Jill Stein in Memphis 

An impressive turnout for Green Party presidential nominee at Amurica.

Jill Stein

Jackson Baker

Jill Stein

Jill Stein, the Green Party’s candidate for President, is polling in the very low single digits, and every now and then her poll standing has been so low as to be merely a fraction of one percent — a series of numbers to the right of a decimal point.

You could not tell that was the case by the turnout Stein, a Massachusetts physician turned politician, generated Monday during a visit to Memphis at the Amurica building at Crosstown. The building’s largish space was filled fairly completely, and there was a buzz to the crowd, which was overwhelmingly young and — as the party’s name would imply — loaded with environmentally conscious Memphians.

After being introduced by local Green Party representatives, Stein, currently making her second run for the Presidency, declared, “We are the ones we’ve been waiting for” and gave props to the various activist groups on hand, specifically including people who, as she put it, had been “part of the Bernie movement."

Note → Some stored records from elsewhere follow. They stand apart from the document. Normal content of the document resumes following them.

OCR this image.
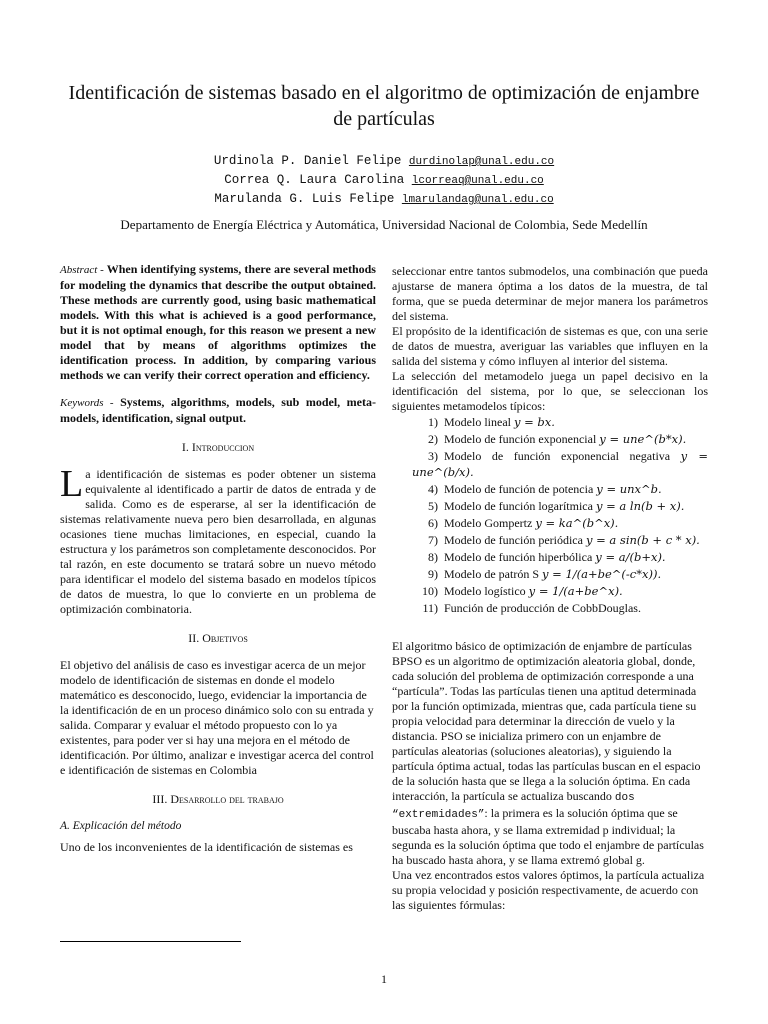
Identificación de sistemas basado en el algoritmo de optimización de enjambre de partículas
Urdinola P. Daniel Felipe durdinolap@unal.edu.co
Correa Q. Laura Carolina lcorreaq@unal.edu.co
Marulanda G. Luis Felipe lmarulandag@unal.edu.co
Departamento de Energía Eléctrica y Automática, Universidad Nacional de Colombia, Sede Medellín

Abstract - When identifying systems, there are several methods for modeling the dynamics that describe the output obtained. These methods are currently good, using basic mathematical models. With this what is achieved is a good performance, but it is not optimal enough, for this reason we present a new model that by means of algorithms optimizes the identification process. In addition, by comparing various methods we can verify their correct operation and efficiency.

Keywords - Systems, algorithms, models, sub model, meta-models, identification, signal output.

I. Introduccion

La identificación de sistemas es poder obtener un sistema equivalente al identificado a partir de datos de entrada y de salida. Como es de esperarse, al ser la identificación de sistemas relativamente nueva pero bien desarrollada, en algunas ocasiones tiene muchas limitaciones, en especial, cuando la estructura y los parámetros son completamente desconocidos. Por tal razón, en este documento se tratará sobre un nuevo método para identificar el modelo del sistema basado en modelos típicos de datos de muestra, lo que lo convierte en un problema de optimización combinatoria.

II. Objetivos

El objetivo del análisis de caso es investigar acerca de un mejor modelo de identificación de sistemas en donde el modelo matemático es desconocido, luego, evidenciar la importancia de la identificación de en un proceso dinámico solo con su entrada y salida. Comparar y evaluar el método propuesto con lo ya existentes, para poder ver si hay una mejora en el método de identificación. Por último, analizar e investigar acerca del control e identificación de sistemas en Colombia

III. Desarrollo del trabajo
A. Explicación del método

Uno de los inconvenientes de la identificación de sistemas es

seleccionar entre tantos submodelos, una combinación que pueda ajustarse de manera óptima a los datos de la muestra, de tal forma, que se pueda determinar de mejor manera los parámetros del sistema.

El propósito de la identificación de sistemas es que, con una serie de datos de muestra, averiguar las variables que influyen en la salida del sistema y cómo influyen al interior del sistema.

La selección del metamodelo juega un papel decisivo en la identificación del sistema, por lo que, se seleccionan los siguientes metamodelos típicos:

1) Modelo lineal y = bx.
2) Modelo de función exponencial y = une^(b*x).
3) Modelo de función exponencial negativa y = une^(b/x).
4) Modelo de función de potencia y = unx^b.
5) Modelo de función logarítmica y = a ln(b + x).
6) Modelo Gompertz y = ka^(b^x).
7) Modelo de función periódica y = a sin(b + c * x).
8) Modelo de función hiperbólica y = a/(b+x).
9) Modelo de patrón S y = 1/(a+be^(-c*x)).
10) Modelo logístico y = 1/(a+be^x).
11) Función de producción de CobbDouglas.

El algoritmo básico de optimización de enjambre de partículas BPSO es un algoritmo de optimización aleatoria global, donde, cada solución del problema de optimización corresponde a una “partícula”. Todas las partículas tienen una aptitud determinada por la función optimizada, mientras que, cada partícula tiene su propia velocidad para determinar la dirección de vuelo y la distancia. PSO se inicializa primero con un enjambre de partículas aleatorias (soluciones aleatorias), y siguiendo la partícula óptima actual, todas las partículas buscan en el espacio de la solución hasta que se llega a la solución óptima. En cada interacción, la partícula se actualiza buscando dos “extremidades”: la primera es la solución óptima que se buscaba hasta ahora, y se llama extremidad p individual; la segunda es la solución óptima que todo el enjambre de partículas ha buscado hasta ahora, y se llama extremó global g.

Una vez encontrados estos valores óptimos, la partícula actualiza su propia velocidad y posición respectivamente, de acuerdo con las siguientes fórmulas:

1
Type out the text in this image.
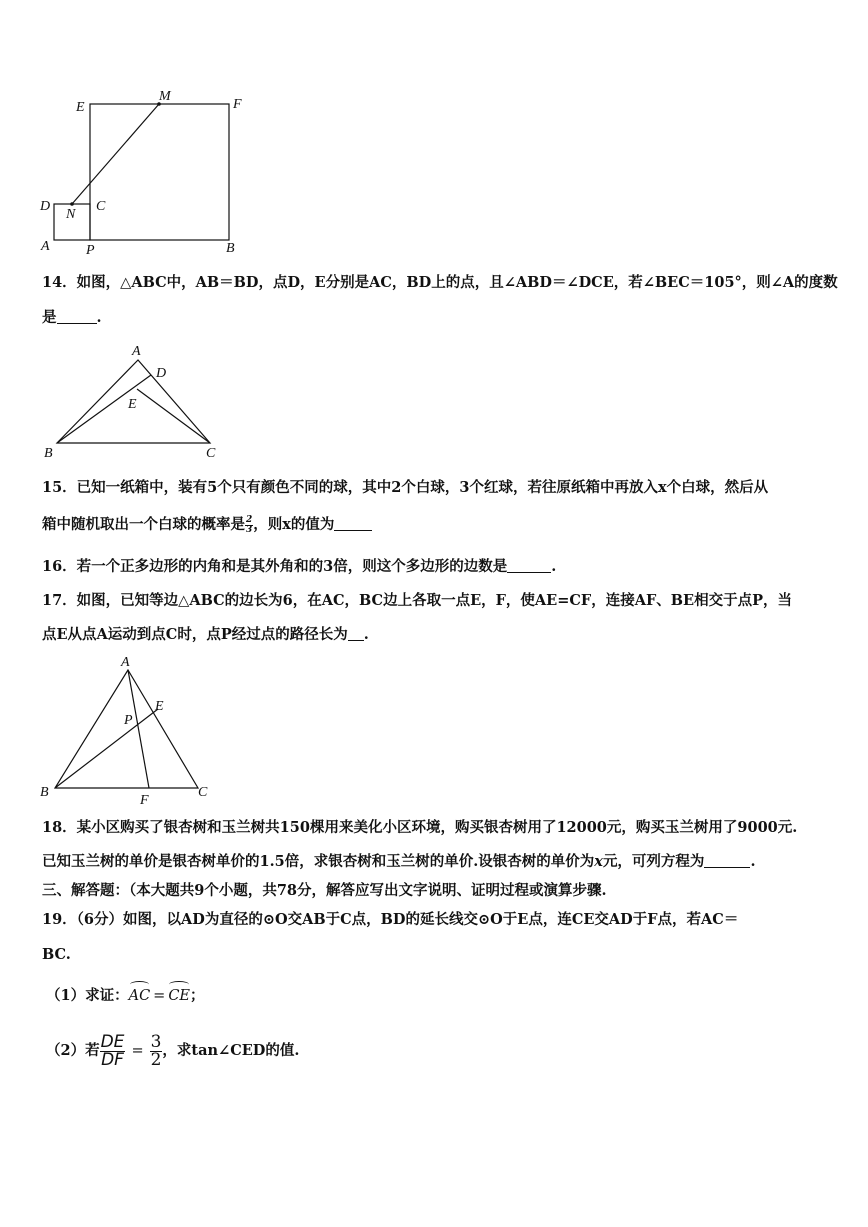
E
M
F
D
N
C
A	P	B
14．如图，△ABC中，AB＝BD，点D，E分别是AC，BD上的点，且∠ABD＝∠DCE，若∠BEC＝105°，则∠A的度数
是	.
A
D
E
B	C
15．已知一纸箱中，装有5个只有颜色不同的球，其中2个白球，3个红球，若往原纸箱中再放入x个白球，然后从
箱中随机取出一个白球的概率是 $\frac{2}{3}$ ，则x的值为
16．若一个正多边形的内角和是其外角和的3倍，则这个多边形的边数是	.
17．如图，已知等边△ABC的边长为6，在AC，BC边上各取一点E，F，使AE=CF，连接AF、BE相交于点P，当
点E从点A运动到点C时，点P经过点的路径长为 .
A
P
E
B
F
C
18．某小区购买了银杏树和玉兰树共150棵用来美化小区环境，购买银杏树用了12000元，购买玉兰树用了9000元.
已知玉兰树的单价是银杏树单价的1.5倍，求银杏树和玉兰树的单价.设银杏树的单价为x元，可列方程为	.
三、解答题：（本大题共9个小题，共78分，解答应写出文字说明、证明过程或演算步骤.
19．（6分）如图，以AD为直径的⊙O交AB于C点，BD的延长线交⊙O于E点，连CE交AD于F点，若AC＝
BC.
（1）求证：AC = CE；
（2）若 $\frac{DE}{DF} = \frac{3}{2}$ ，求tan∠CED的值.
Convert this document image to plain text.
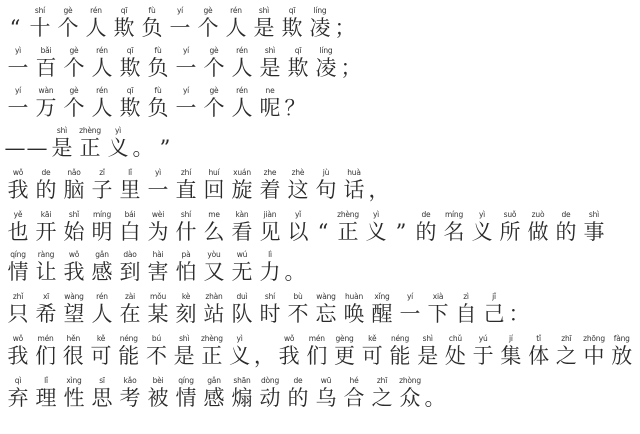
“
shí
十
gè
个
rén
人
qī
欺
fù
负
yí
一
gè
个
rén
人
shì
是
qī
欺
líng
凌 ；
yì
一
bǎi
百
gè
个
rén
人
qī
欺
fù
负
yí
一
gè
个
rén
人
shì
是
qī
欺
líng
凌 ；
yí
一
wàn
万
gè
个
rén
人
qī
欺
fù
负
yí
一
gè
个
rén
人
ne
呢 ？
— —
shì
是
zhèng
正
yì
义 。 ”
wǒ
我
de
的
nǎo
脑
zǐ
子
lǐ
里
yì
一
zhí
直
huí
回
xuán
旋
zhe
着
zhè
这
jù
句
huà
话 ，
yě
也
kāi
开
shǐ
始
míng
明
bái
白
wèi
为
shí
什
me
么
kàn
看
jiàn
见
yǐ
以 “
zhèng
正
yì
义 ”
de
的
míng
名
yì
义
suǒ
所
zuò
做
de
的
shì
事
qíng
情
ràng
让
wǒ
我
gǎn
感
dào
到
hài
害
pà
怕
yòu
又
wú
无
lì
力 。
zhǐ
只
xī
希
wàng
望
rén
人
zài
在
mǒu
某
kè
刻
zhàn
站
duì
队
shí
时
bù
不
wàng
忘
huàn
唤
xǐng
醒
yí
一
xià
下
zì
自
jǐ
己 ：
wǒ
我
mén
们
hěn
很
kě
可
néng
能
bú
不
shì
是
zhèng
正
yì
义 ，
wǒ
我
mén
们
gèng
更
kě
可
néng
能
shì
是
chǔ
处
yú
于
jí
集
tǐ
体
zhī
之
zhōng
中
fàng
放
qì
弃
lǐ
理
xìng
性
sī
思
kǎo
考
bèi
被
qíng
情
gǎn
感
shān
煽
dòng
动
de
的
wū
乌
hé
合
zhī
之
zhòng
众 。
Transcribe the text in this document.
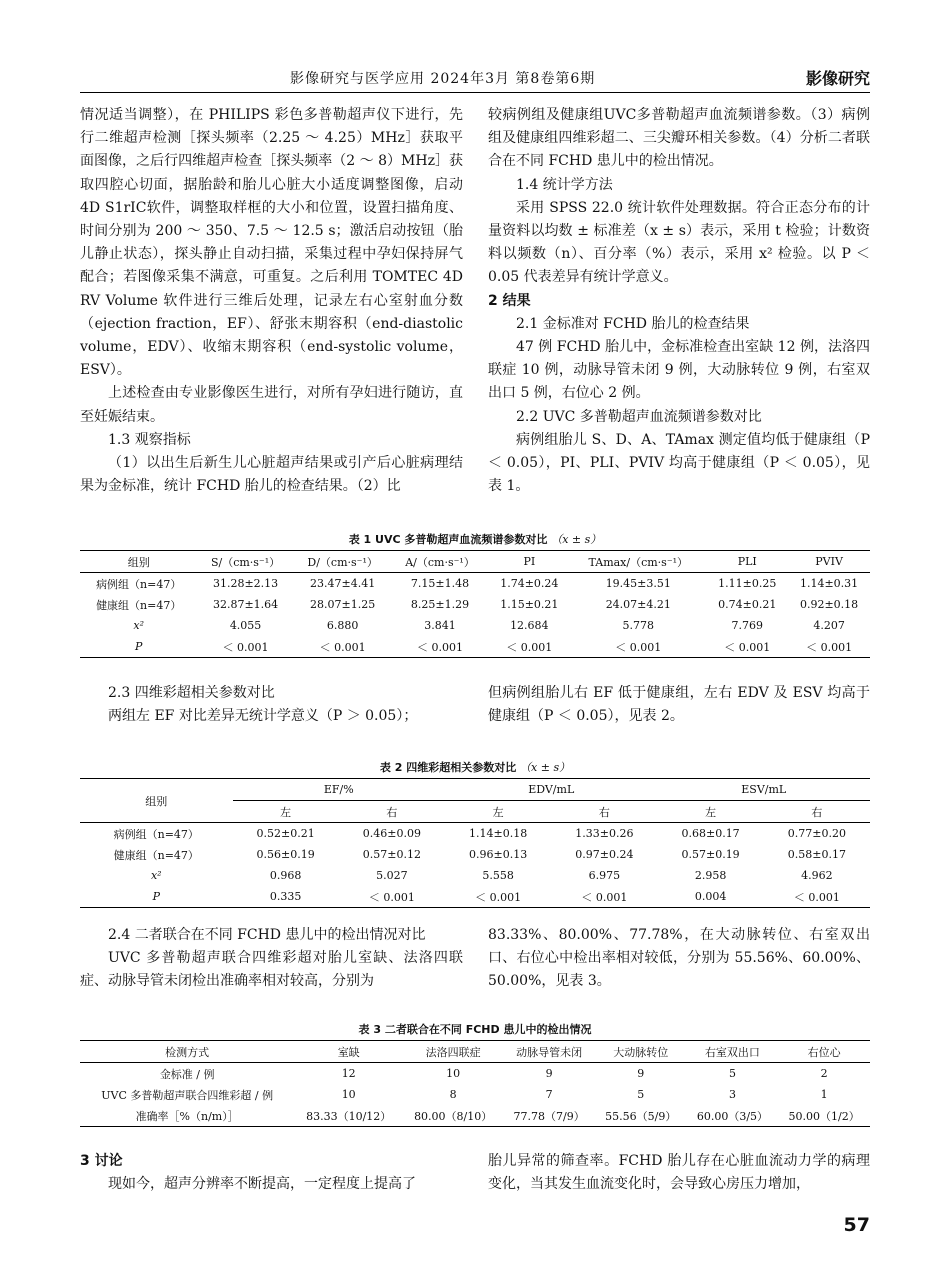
影像研究与医学应用 2024年3月 第8卷第6期	影像研究

情况适当调整），在 PHILIPS 彩色多普勒超声仪下进行，先行二维超声检测［探头频率（2.25 ～ 4.25）MHz］获取平面图像，之后行四维超声检查［探头频率（2 ～ 8）MHz］获取四腔心切面，据胎龄和胎儿心脏大小适度调整图像，启动4D S1rIC软件，调整取样框的大小和位置，设置扫描角度、时间分别为 200 ～ 350、7.5 ～ 12.5 s；激活启动按钮（胎儿静止状态），探头静止自动扫描，采集过程中孕妇保持屏气配合；若图像采集不满意，可重复。之后利用 TOMTEC 4D RV Volume 软件进行三维后处理，记录左右心室射血分数（ejection fraction，EF）、舒张末期容积（end-diastolic volume，EDV）、收缩末期容积（end-systolic volume，ESV）。

上述检查由专业影像医生进行，对所有孕妇进行随访，直至妊娠结束。

1.3 观察指标

（1）以出生后新生儿心脏超声结果或引产后心脏病理结果为金标准，统计 FCHD 胎儿的检查结果。（2）比

较病例组及健康组UVC多普勒超声血流频谱参数。（3）病例组及健康组四维彩超二、三尖瓣环相关参数。（4）分析二者联合在不同 FCHD 患儿中的检出情况。

1.4 统计学方法

采用 SPSS 22.0 统计软件处理数据。符合正态分布的计量资料以均数 ± 标准差（x ± s）表示，采用 t 检验；计数资料以频数（n）、百分率（%）表示，采用 x² 检验。以 P ＜ 0.05 代表差异有统计学意义。

2 结果

2.1 金标准对 FCHD 胎儿的检查结果

47 例 FCHD 胎儿中，金标准检查出室缺 12 例，法洛四联症 10 例，动脉导管未闭 9 例，大动脉转位 9 例，右室双出口 5 例，右位心 2 例。

2.2 UVC 多普勒超声血流频谱参数对比

病例组胎儿 S、D、A、TAmax 测定值均低于健康组（P ＜ 0.05），PI、PLI、PVIV 均高于健康组（P ＜ 0.05），见表 1。

表 1 UVC 多普勒超声血流频谱参数对比 （x ± s）
组别	S/（cm·s⁻¹）	D/（cm·s⁻¹）	A/（cm·s⁻¹）	PI	TAmax/（cm·s⁻¹）	PLI	PVIV
病例组（n=47）	31.28±2.13	23.47±4.41	7.15±1.48	1.74±0.24	19.45±3.51	1.11±0.25	1.14±0.31
健康组（n=47）	32.87±1.64	28.07±1.25	8.25±1.29	1.15±0.21	24.07±4.21	0.74±0.21	0.92±0.18
x²	4.055	6.880	3.841	12.684	5.778	7.769	4.207
P	＜ 0.001	＜ 0.001	＜ 0.001	＜ 0.001	＜ 0.001	＜ 0.001	＜ 0.001

2.3 四维彩超相关参数对比

两组左 EF 对比差异无统计学意义（P ＞ 0.05）；

但病例组胎儿右 EF 低于健康组，左右 EDV 及 ESV 均高于健康组（P ＜ 0.05），见表 2。

表 2 四维彩超相关参数对比 （x ± s）
组别	EF/%		EDV/mL		ESV/mL	
	左	右	左	右	左	右
病例组（n=47）	0.52±0.21	0.46±0.09	1.14±0.18	1.33±0.26	0.68±0.17	0.77±0.20
健康组（n=47）	0.56±0.19	0.57±0.12	0.96±0.13	0.97±0.24	0.57±0.19	0.58±0.17
x²	0.968	5.027	5.558	6.975	2.958	4.962
P	0.335	＜ 0.001	＜ 0.001	＜ 0.001	0.004	＜ 0.001

2.4 二者联合在不同 FCHD 患儿中的检出情况对比

UVC 多普勒超声联合四维彩超对胎儿室缺、法洛四联症、动脉导管未闭检出准确率相对较高，分别为

83.33%、80.00%、77.78%，在大动脉转位、右室双出口、右位心中检出率相对较低，分别为 55.56%、60.00%、50.00%，见表 3。

表 3 二者联合在不同 FCHD 患儿中的检出情况
检测方式	室缺	法洛四联症	动脉导管未闭	大动脉转位	右室双出口	右位心
金标准 / 例	12	10	9	9	5	2
UVC 多普勒超声联合四维彩超 / 例	10	8	7	5	3	1
准确率［%（n/m）］	83.33（10/12）	80.00（8/10）	77.78（7/9）	55.56（5/9）	60.00（3/5）	50.00（1/2）

3 讨论

现如今，超声分辨率不断提高，一定程度上提高了

胎儿异常的筛查率。FCHD 胎儿存在心脏血流动力学的病理变化，当其发生血流变化时，会导致心房压力增加，

57
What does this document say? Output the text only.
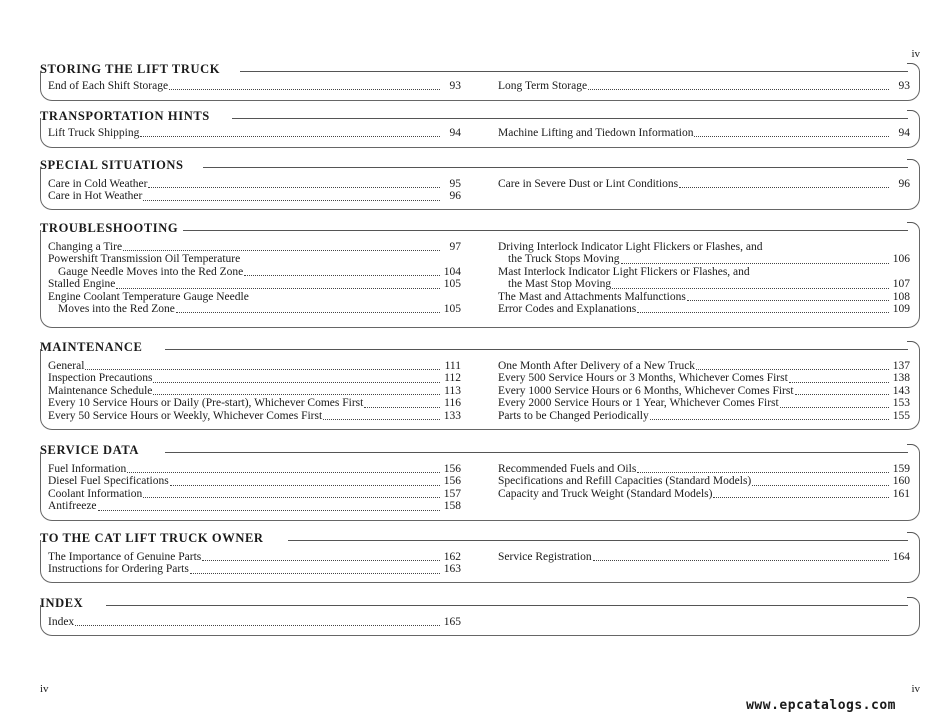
iv
STORING THE LIFT TRUCK
End of Each Shift Storage	93	Long Term Storage	93
TRANSPORTATION HINTS
Lift Truck Shipping	94	Machine Lifting and Tiedown Information	94
SPECIAL SITUATIONS
Care in Cold Weather	95
Care in Hot Weather	96
Care in Severe Dust or Lint Conditions	96
TROUBLESHOOTING
Changing a Tire	97
Powershift Transmission Oil Temperature
Gauge Needle Moves into the Red Zone	104
Stalled Engine	105
Engine Coolant Temperature Gauge Needle
Moves into the Red Zone	105
Driving Interlock Indicator Light Flickers or Flashes, and
the Truck Stops Moving	106
Mast Interlock Indicator Light Flickers or Flashes, and
the Mast Stop Moving	107
The Mast and Attachments Malfunctions	108
Error Codes and Explanations	109
MAINTENANCE
General	111
Inspection Precautions	112
Maintenance Schedule	113
Every 10 Service Hours or Daily (Pre-start), Whichever Comes First	116
Every 50 Service Hours or Weekly, Whichever Comes First	133
One Month After Delivery of a New Truck	137
Every 500 Service Hours or 3 Months, Whichever Comes First	138
Every 1000 Service Hours or 6 Months, Whichever Comes First	143
Every 2000 Service Hours or 1 Year, Whichever Comes First	153
Parts to be Changed Periodically	155
SERVICE DATA
Fuel Information	156
Diesel Fuel Specifications	156
Coolant Information	157
Antifreeze	158
Recommended Fuels and Oils	159
Specifications and Refill Capacities (Standard Models)	160
Capacity and Truck Weight (Standard Models)	161
TO THE CAT LIFT TRUCK OWNER
The Importance of Genuine Parts	162
Instructions for Ordering Parts	163
Service Registration	164
INDEX
Index	165
iv	iv
www.epcatalogs.com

Senator Bernie Sanders of Vermont, the self-avowed “democratic socialist” who gave Democratic presidential nominee Hillary Clinton a tough primary race, was the only other presidential candidate of 2016 for whom Stein had kind words. In her remarks to the crowd, as well as in the course of a brief press conference with local media at the end of her appearance, Stein found fault a-plenty with Clinton, Republican nominee Donald Trump, and Libertarian Party nominee Gary Johnson.
All three are, as she put it, supported by “the same predatory banks, the fossil fuel giants, the war profiteers, the insurance companies, the private prison industry.” The race between Clinton and Trump is one between “the most disliked candidates in history,” she said. Unimpressed by Clinton’s lead over Trump in the polls, she said, “Right now, ham sandwich could be leading Trump by double digits."

Stein described herself as “the only candidate in the race not funded by corporations, by lobbyists…and Super PACs.” There is, she said, “no question that Americans are looking for something else,” and, as a potential “organizer in chief” in the Presidency, she laid claim to being that something, spending the better part of an hour spelling out her positions on a myriad of issues.

Among other things, she would “turn the White House into a Green House,” launching an emergency jobs program to deal with climate problems, so as to deal with “two emergencies at once.” She would begin a turnaway from both fossil fuels and nuclear energy, advocating wind and solar approaches instead, suggesting that such an approach also "makes the friggin’ wars for oil obsolete."

As did Sanders, she called for a program of free college education and asserted that the number of people “held by student debt are enough to win the election.” Also on the education front, she proposed “an end to school closings, to privatizations, and charterizations,” and an end as well to “high stakes testing.”

There was a good deal more in her agenda, including a suggested “peace initiative in the Middle East” and  a calling to accounts, in the process, such relatively free-wheeling allies as Saudi Arabia and Israel.

Like Trump in the current race,  Stein had, in her presidential race in 2012, chosen not to reveal her tax returns and had withheld doing so this year until August, when the first two pages of her 2015 tax return were put on her website.

Asked on Monday about her reluctance to release the returns in 2012, Stein said, “The issue then was, my husband was in a job situation where it was problematic for him to be releasing his salary, so he was kind of dragging his feet on that. But no longer. He’s not in that job situation now. It was an issue at work about salaries among staff.”

In any case, Stein was indisputably well received on Monday, and the sizeable crowd she drew at Amurica may indeed, polling figures notwithstanding, have attested to a yearning out there in the electorate for an outlier alternative in this year’s election.